Very cool Maryland dinosaur talk tonight


I know, this has nothing whatsoever to do with Maryland weather. But we don't have a science blog anymore, so this is the best I can do. Maybe including the word "cool" in the header will justify its placement here.

Anyone who has even a passing interest in dinosaurs, and especially Maryland dinosaurs, has heard of Ray Stanford (left), the amateur College Park paleontologist (or, more precisely, paleoichnologist) who has amassed an extraordinary collection of dinosaur footprints he's plucked from Maryland streambeds, mostly in the Washington area.

The Sun has written about him on several occasions. His collections have been examined by some of the top paleontologists in the country and judged to be of significant value to science.

Ray has developed a Power Point presentation and lecture on his work, and will be delivering it this evening at a Maryland Natural History Society meeting in Overlea, in Baltimore County. He also plans to bring along about 100 pounds of rocks bearing the footprints of a variety of dinosaurs that walked in Maryland mud during the Cretaceous period, some 112 million years ago.
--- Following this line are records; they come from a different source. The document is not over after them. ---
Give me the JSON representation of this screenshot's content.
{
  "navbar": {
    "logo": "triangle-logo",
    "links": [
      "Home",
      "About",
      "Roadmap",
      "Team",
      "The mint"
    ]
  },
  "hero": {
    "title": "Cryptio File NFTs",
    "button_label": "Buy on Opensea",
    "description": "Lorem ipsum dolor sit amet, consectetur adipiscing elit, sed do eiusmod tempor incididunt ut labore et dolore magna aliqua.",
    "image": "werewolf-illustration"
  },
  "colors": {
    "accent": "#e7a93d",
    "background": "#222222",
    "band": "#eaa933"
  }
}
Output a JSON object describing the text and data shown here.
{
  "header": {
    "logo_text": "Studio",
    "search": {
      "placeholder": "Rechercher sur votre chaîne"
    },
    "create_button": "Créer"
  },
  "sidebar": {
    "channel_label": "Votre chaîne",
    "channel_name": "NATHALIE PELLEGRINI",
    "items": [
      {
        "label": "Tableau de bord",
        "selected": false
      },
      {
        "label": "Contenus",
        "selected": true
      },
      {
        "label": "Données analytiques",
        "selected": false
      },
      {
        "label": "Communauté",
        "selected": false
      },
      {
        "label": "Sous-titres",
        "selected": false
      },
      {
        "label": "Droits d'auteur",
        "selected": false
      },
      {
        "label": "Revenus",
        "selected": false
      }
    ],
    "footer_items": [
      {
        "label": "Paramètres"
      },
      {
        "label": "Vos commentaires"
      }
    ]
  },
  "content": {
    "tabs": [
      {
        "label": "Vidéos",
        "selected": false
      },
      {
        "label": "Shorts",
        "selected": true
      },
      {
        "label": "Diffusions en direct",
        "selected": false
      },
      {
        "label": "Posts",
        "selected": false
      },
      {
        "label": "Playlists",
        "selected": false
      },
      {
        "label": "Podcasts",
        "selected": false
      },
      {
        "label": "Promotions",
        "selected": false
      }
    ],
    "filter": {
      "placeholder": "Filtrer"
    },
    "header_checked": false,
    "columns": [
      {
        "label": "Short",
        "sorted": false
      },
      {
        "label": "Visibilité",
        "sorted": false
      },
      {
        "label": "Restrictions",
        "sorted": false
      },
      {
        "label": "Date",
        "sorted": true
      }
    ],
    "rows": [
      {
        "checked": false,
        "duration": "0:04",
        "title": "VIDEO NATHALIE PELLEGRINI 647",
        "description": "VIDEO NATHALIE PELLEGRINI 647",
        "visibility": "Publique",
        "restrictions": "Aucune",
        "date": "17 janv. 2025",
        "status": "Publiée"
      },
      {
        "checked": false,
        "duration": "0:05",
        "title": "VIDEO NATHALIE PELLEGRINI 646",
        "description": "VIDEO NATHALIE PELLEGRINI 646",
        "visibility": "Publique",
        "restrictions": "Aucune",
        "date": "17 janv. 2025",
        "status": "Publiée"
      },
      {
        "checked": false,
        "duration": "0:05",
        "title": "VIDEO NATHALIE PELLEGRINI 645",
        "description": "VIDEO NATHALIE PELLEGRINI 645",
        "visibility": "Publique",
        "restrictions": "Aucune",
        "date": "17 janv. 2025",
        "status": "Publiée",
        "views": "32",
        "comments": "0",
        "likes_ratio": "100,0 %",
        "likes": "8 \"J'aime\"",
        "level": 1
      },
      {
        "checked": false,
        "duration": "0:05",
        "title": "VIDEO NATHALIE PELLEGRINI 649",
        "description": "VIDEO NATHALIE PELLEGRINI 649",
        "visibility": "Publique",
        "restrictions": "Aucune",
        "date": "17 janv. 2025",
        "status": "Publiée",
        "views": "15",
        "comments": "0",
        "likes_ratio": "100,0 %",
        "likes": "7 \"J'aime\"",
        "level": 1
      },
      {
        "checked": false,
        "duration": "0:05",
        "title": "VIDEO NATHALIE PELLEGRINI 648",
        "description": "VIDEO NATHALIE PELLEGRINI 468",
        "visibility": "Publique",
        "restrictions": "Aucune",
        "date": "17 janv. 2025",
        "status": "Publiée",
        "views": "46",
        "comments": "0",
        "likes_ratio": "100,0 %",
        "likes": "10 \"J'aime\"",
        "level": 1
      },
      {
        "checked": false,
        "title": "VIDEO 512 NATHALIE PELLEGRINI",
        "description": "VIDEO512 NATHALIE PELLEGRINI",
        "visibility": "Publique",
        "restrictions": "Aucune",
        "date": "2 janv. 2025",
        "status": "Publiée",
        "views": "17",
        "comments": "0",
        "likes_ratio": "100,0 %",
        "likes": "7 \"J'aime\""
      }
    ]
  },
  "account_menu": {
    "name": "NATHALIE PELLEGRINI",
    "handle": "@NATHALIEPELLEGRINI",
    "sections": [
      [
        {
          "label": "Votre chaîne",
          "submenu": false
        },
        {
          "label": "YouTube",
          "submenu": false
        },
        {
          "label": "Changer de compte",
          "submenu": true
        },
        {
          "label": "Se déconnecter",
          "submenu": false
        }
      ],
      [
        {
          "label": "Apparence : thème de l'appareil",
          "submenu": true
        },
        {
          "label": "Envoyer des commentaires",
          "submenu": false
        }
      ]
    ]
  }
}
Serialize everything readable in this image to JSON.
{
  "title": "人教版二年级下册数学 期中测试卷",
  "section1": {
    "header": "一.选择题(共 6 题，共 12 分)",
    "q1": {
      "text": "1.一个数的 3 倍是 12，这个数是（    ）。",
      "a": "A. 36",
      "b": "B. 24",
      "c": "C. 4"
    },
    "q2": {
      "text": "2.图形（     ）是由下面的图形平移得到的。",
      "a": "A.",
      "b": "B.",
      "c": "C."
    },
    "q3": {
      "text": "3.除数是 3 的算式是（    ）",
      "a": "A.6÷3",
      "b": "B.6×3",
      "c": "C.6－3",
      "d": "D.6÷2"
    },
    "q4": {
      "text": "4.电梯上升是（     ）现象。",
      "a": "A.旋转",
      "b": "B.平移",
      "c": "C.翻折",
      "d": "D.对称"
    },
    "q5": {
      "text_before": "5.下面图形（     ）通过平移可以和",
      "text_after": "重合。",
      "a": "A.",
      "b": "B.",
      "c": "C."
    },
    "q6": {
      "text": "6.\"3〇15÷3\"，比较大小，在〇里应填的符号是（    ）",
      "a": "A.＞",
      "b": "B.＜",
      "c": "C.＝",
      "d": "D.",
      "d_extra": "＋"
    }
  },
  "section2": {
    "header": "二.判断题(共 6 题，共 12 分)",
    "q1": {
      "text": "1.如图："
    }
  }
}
The event begins at 7 p.m. at 6908 Belair Road, Overlea, on Route 1 about a mile south of the Beltway.

Among the finds he will lug to the meeting is what Ray describes as the world's largest pterosaur footprint, "It is both huge and beautiful, and is of incredible significance to any study of pterosaurian evolution, because the track maker was at least as large as the biggest known Quetzalcoatlus specimen," he says.

And by the way, the weather for the lecture tonight will be clear and cool, with temperatures dropping toward the 40s. So, this was about the weather after all.